Tuesday, August 30, 2005

Corporate Governance in the US and Europe: Where Are We Now? by Tom Kirchmaier, Geoffrey Owen, Jeremy Grant

SSRN-Corporate Governance in the US and Europe: Where Are We Now? by Tom Kirchmaier, Geoffrey Owen, Jeremy Grant:

This one is long but very interesting! It is really a book more than a paper.
It is "based on a conference organised by the London School of Economics and New York University, held in London on November 4th and 5th, 2004.

The conference brought together academics and practitioners from both sides of the Atlantic to review recent developments in corporate governance, focusing in particular on the lessons to be learnt from the stock market boom-and-bust and from the corporate scandals that came to light in 2001 and 2002."
It contains many interesting insights!

A very quick "look about":
* "Why is corporate governance important? Corporate governance can be defined as
the set of control mechanisms and institutions which protect the suppliers of capital to a company, particularly suppliers of equity capital, the shareholders, who have only residual protection after all other claimants have been satisfied. Product market competition provides an incentive for managers to deploy capital efficiently, but only effective corporate governance can ensure that interests of shareholders are protected."

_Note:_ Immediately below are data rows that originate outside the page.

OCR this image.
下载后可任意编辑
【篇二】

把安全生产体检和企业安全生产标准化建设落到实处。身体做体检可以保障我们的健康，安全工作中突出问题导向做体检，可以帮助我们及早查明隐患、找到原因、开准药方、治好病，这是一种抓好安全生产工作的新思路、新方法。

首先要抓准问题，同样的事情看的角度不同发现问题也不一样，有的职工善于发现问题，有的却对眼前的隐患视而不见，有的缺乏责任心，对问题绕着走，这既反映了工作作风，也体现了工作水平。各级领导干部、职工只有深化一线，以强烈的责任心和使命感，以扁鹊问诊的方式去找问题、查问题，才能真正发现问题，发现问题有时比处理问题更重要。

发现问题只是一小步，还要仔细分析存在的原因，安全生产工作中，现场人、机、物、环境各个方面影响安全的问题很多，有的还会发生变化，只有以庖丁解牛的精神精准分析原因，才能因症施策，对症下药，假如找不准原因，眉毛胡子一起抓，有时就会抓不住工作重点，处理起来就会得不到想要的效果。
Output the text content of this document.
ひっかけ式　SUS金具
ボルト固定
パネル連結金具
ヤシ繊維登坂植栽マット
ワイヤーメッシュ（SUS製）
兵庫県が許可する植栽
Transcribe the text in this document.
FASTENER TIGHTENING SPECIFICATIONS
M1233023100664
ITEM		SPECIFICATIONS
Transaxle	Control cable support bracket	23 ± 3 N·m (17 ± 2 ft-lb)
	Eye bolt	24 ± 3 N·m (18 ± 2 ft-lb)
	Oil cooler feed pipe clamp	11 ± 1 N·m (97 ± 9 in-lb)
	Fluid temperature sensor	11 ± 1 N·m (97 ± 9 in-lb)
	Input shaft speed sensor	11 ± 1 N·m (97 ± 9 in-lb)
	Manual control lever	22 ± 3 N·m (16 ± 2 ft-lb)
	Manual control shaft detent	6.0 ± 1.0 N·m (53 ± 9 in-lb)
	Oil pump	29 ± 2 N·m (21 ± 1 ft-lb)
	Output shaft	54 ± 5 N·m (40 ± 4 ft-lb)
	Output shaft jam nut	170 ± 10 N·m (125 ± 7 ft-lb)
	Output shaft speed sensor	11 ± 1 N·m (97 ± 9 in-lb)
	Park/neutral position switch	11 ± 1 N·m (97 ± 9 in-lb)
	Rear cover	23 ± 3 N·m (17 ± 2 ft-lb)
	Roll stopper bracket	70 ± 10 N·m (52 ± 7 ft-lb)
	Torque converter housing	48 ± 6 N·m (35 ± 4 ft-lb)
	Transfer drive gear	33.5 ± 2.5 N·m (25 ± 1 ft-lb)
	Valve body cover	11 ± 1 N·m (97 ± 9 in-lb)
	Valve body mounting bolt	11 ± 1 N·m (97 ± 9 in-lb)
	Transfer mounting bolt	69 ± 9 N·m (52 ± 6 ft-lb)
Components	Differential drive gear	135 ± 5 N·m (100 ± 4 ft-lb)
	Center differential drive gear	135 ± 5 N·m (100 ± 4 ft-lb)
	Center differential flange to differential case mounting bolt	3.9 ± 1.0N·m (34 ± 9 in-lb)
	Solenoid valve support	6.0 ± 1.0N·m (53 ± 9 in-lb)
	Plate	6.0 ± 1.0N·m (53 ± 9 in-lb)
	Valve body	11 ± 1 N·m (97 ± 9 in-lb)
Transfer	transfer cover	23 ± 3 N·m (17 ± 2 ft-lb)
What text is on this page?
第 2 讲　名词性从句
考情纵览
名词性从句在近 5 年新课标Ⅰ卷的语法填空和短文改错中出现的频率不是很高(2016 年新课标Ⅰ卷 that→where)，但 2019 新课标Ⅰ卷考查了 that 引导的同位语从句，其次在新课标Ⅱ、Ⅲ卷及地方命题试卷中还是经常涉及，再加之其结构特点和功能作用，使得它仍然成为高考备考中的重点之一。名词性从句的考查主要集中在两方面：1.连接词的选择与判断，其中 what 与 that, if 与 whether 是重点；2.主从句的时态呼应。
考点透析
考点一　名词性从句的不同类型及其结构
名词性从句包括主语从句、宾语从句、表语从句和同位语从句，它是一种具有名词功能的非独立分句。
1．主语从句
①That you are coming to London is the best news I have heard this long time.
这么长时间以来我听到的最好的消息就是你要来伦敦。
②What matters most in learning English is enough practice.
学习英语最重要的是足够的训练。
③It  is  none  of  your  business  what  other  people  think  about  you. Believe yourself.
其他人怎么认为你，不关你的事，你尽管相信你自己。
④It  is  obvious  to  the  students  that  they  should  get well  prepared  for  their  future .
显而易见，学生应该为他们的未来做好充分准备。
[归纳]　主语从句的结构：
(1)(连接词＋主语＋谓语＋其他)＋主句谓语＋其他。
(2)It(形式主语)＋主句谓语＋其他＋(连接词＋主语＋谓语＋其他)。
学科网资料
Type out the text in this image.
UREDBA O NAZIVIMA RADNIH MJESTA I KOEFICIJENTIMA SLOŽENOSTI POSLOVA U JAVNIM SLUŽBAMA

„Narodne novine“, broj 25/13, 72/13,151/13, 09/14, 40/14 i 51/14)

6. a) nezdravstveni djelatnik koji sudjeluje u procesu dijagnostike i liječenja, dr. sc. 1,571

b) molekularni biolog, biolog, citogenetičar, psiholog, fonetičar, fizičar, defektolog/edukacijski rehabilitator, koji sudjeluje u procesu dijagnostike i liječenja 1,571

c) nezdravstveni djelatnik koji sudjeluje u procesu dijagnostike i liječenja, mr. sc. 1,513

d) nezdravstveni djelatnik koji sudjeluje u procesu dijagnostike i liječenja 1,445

* "In Europe, and to a lesser extent in Japan, additional pressure to make these changes came from the growing influence of American institutional investors as shareholders in European companies. Then came the stock market crash, followed by Enron, WorldCom and other corporate scandals. The US model of corporate governance lost much of its appeal, especially in those Continental countries where the concept of shareholder value maximisation did not fit easily with long-established habits and attitudes."

* "Comparisons are often made between Anglo-American capitalism and the rest,
and it is true that the US and the UK do share some common features which distinguish them from most Continental European countries and Japan. But such generalisations obscure important differences on both sides of the divide. For example, British institutional investors tend to be more interventionist than their American counterparts."
Fascinating material done well! Definitely I^3!